I have just finished writing a wedding speech for an old friend. It is the father’s speech and I have spent a number of hours doing it.
It is an honour and a privilege to be asked to pen such a thing. It is also a great responsibility that can prompt procrastination. I have been prone to procrastinating over very important deadlines in the past and this last thing was promising to be no different. The day of my father’s funeral saw me putting his eulogy together as late as that very same morning. Luckily for me, both speeches turned out to be worthwhile.
I am not going to be watching my friend deliver the Dad Speech. He said that he will get me a copy of the video, so I’ll see it later. My own Dad Speech, I have revisited many times in my memory. I was sending off a father into the great unknown and I was trying to do it in style. I wanted to make ’em laugh and then make ’em cry.
I kept looking over my shoulder towards his tiny coffin whilst imagining his knowing roll of his eyes; he wouldn’t have asked for such a send-off. But that was my time as well as his. I needed to say the words and I needed him to hear them.
As the last utterance slipped slowly into the hushed church, I heard the deep exhalation of breath, the relieved sniffle of a handkerchief being called into action, and I thought I heard a nod of gratitude coming from the space that he used to inhabit.

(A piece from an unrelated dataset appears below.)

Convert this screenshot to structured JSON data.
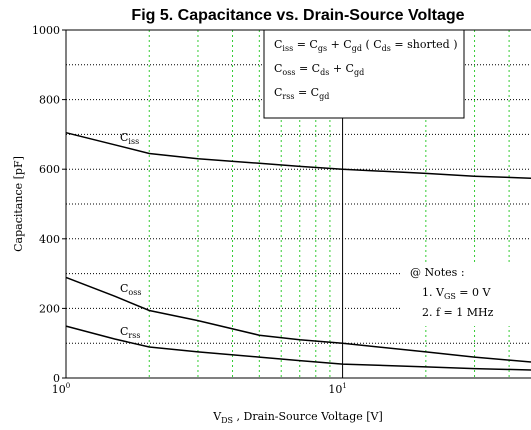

Words can express. Words can build bridges between the past and the present. Words can help to build love.
I sat in the sunshine of my friend’s courtyard and read through the words that I had written for him. I made a few ‘on the spot’ corrections, but read it all through. He had what is common in today’s world, a broken relationship, a new family, but still that bond of love and care remained. It was my task to let the words recreate those decades of love from afar, of years of trying to do the right thing for a daughter who was being raised by others.
When the final lines were read, I was relieved to see that he was smiling and crying at the same time. He told me how much he appreciated what I had done and that it had captured everything that he had truly wanted to say.